VwGH vom 22.02.2018, Ra 2017/22/0151

VwGH vom 22.02.2018, Ra 2017/22/0151

Betreff

Der Verwaltungsgerichtshof hat durch den Vorsitzenden Senatspräsident Dr. Robl, Hofrätin Mag.a Merl und die Hofräte Dr. Mayr, Dr. Schwarz und Mag. Berger als Richter, unter Mitwirkung der Schriftführerin Mag.a Lechner, über die Revision des Landeshauptmannes von Wien gegen das Erkenntnis des Verwaltungsgerichts Wien vom , VGW-151/007/13043/2016- 5, betreffend Aufenthaltstitel (mitbeteiligte Partei: M Y, vertreten durch Dr.
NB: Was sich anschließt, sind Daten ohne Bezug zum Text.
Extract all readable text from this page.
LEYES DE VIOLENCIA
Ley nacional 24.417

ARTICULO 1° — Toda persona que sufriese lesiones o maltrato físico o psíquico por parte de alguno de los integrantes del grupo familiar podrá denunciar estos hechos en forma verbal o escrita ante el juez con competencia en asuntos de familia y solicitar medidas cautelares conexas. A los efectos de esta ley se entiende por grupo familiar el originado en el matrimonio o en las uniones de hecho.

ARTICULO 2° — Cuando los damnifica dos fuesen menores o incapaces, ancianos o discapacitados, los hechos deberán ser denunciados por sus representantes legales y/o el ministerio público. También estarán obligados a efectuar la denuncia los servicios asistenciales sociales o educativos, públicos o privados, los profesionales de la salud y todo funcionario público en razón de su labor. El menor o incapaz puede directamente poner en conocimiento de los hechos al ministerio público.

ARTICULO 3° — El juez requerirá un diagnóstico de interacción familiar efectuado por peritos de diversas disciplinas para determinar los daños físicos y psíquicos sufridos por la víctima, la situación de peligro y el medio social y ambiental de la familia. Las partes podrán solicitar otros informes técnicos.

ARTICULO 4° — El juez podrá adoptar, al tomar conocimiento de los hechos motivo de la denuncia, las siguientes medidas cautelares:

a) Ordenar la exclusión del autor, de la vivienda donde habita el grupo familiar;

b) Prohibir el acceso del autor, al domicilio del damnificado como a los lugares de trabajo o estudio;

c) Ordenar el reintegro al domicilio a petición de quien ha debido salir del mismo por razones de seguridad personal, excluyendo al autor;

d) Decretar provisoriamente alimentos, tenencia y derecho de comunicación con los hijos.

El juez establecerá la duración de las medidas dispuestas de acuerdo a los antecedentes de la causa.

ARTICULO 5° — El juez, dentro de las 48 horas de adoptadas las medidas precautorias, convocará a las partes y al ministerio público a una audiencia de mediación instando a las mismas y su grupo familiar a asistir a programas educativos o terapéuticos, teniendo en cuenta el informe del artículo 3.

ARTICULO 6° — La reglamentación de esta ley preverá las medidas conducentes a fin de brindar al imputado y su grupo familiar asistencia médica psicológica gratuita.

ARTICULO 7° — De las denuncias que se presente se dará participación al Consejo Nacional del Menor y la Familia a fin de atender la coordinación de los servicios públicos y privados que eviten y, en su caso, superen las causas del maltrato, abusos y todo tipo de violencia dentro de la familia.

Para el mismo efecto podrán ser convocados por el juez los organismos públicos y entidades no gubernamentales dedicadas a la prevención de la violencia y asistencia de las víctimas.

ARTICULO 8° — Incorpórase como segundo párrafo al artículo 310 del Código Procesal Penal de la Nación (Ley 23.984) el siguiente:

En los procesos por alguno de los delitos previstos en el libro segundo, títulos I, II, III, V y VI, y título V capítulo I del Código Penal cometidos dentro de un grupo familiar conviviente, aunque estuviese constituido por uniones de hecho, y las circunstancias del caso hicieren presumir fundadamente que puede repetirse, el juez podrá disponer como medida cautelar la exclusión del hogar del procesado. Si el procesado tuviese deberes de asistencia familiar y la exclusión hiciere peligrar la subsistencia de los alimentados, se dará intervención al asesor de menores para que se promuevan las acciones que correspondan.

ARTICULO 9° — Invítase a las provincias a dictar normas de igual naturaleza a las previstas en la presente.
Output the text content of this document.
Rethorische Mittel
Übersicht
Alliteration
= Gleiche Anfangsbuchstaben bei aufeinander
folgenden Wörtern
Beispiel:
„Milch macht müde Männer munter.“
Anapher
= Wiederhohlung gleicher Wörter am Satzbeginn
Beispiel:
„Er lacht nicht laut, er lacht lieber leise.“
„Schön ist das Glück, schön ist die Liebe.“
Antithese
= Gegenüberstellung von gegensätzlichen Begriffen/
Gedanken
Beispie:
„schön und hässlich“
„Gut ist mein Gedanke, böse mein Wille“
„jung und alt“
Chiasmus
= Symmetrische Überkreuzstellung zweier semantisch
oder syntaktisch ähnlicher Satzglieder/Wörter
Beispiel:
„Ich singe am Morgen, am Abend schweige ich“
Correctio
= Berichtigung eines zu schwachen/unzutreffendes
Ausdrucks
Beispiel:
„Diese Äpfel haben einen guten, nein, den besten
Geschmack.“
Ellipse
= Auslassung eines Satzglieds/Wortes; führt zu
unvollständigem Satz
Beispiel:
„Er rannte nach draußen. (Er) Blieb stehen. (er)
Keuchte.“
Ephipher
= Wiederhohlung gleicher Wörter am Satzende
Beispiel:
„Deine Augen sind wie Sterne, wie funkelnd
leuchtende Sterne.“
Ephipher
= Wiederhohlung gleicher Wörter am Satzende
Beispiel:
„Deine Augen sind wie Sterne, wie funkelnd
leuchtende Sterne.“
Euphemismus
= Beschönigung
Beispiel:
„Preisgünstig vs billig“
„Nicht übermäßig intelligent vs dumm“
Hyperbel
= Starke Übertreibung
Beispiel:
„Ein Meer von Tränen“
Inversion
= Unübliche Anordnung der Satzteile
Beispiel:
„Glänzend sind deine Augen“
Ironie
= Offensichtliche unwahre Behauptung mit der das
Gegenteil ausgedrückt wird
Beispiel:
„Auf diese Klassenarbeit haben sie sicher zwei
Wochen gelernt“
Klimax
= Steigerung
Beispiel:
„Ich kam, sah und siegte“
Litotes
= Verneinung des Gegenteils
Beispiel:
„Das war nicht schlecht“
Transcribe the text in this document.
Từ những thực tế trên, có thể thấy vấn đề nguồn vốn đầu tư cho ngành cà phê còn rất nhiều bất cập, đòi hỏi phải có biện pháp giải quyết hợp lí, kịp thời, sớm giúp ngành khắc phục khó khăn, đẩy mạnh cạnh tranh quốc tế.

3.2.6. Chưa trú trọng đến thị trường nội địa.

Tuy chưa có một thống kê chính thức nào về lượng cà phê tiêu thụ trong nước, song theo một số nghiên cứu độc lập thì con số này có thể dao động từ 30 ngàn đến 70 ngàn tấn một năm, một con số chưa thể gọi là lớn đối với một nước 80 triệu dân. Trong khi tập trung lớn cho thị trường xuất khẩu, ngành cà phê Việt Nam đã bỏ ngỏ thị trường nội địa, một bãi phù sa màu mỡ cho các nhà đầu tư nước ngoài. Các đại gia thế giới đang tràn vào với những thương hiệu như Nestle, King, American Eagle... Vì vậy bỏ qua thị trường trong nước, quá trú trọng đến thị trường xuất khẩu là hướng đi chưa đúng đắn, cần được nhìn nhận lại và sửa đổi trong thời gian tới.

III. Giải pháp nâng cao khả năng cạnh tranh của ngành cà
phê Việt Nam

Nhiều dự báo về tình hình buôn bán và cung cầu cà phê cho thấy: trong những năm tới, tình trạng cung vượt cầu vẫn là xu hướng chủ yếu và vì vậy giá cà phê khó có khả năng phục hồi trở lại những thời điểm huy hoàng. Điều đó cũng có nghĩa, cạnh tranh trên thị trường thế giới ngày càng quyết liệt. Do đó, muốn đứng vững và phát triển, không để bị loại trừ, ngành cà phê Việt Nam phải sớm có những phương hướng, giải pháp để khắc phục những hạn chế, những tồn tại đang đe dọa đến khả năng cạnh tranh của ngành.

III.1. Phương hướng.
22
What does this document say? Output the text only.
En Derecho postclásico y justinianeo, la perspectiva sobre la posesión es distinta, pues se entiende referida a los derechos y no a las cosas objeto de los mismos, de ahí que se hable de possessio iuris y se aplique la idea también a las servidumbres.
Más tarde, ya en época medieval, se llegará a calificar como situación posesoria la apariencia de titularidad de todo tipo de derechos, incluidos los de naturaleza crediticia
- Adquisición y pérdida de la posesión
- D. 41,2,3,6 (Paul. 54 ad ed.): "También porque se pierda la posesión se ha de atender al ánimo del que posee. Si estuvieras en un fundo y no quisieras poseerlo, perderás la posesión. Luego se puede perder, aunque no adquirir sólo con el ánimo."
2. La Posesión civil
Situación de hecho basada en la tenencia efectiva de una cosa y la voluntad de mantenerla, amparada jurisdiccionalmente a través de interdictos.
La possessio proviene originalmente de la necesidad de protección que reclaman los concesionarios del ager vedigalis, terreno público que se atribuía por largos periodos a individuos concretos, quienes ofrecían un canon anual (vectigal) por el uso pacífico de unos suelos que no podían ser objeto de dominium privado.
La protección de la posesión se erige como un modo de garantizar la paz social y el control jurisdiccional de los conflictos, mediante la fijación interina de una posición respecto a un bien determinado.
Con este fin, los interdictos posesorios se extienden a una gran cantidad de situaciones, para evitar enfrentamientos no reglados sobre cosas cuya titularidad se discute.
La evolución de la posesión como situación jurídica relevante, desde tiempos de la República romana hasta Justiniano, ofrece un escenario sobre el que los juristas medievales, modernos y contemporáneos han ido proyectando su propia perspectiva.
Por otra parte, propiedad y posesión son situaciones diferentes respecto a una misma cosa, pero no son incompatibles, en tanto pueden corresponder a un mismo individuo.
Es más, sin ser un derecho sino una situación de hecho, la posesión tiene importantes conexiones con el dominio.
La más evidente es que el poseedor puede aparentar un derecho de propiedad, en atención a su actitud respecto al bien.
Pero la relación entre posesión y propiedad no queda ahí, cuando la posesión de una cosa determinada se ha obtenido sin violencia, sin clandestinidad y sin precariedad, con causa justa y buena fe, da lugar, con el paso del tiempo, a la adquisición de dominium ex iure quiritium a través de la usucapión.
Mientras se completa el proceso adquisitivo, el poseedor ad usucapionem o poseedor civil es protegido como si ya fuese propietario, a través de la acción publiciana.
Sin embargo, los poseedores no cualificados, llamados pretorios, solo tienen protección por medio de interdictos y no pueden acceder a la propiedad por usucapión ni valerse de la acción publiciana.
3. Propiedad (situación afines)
Herbert Pochieser, Rechtsanwalt in 1070 Wien, Schottenfeldgasse 2-4/23), zu Recht erkannt:

Spruch

Das angefochtene Erkenntnis wird wegen Rechtswidrigkeit seines Inhaltes aufgehoben.

Begründung

1 Mit Bescheid des Landeshauptmannes von Wien vom wurde der bei der österreichischen Botschaft im Iran gestellte Antrag des Mitbeteiligten, eines iranischen Staatsangehörigen, auf Erteilung eines Aufenthaltstitels "Schüler" im Wesentlichen mit der Begründung abgewiesen, dass der Mitbeteiligte keinen Nachweis über seinen gesicherten Lebensunterhalt gemäß § 11 Abs. 2 Z 4 iVm Abs. 5 Niederlassungs- und Aufenthaltsgesetz (NAG) vorgelegt habe.

2 Der dagegen erhobenen Beschwerde gab das Verwaltungsgericht Wien mit dem nunmehr angefochtenen Erkenntnis Folge und erteilte dem Mitbeteiligten den begehrten Titel nach § 63 NAG für die Dauer von zwölf Monaten. Weiters sprach das Verwaltungsgericht aus, dass eine ordentliche Revision an den Verwaltungsgerichtshof nach Art. 133 Abs. 4 B-VG unzulässig sei.

3 Begründend führte das Verwaltungsgericht aus, dass der Mitbeteiligte die Voraussetzungen zur Erteilung des beantragten Aufenthaltstitels erfülle. Dem Mitbeteiligten stünden ausreichende Ersparnisse zur Verfügung, um seinen Lebensbedarf in Österreich für das erste Jahr zu decken, und er habe eine Versicherungspolizze der H.M. vom vorgelegt, "welche laut Einleitungssatz der Polizze alle Anforderungen der Verordnung (EG) Nr. 810/2009 des Europäischen Parlaments und des Rates der Europäischen Union vom an ein Schengen-Visum" erfülle und von bis gelte. Sobald der Mitbeteiligte einen Aufenthaltstitel für Österreich erworben habe, werde er sich "natürlich bei der WGKK anmelden (...), gegebenenfalls im Wege einer Selbstversicherung".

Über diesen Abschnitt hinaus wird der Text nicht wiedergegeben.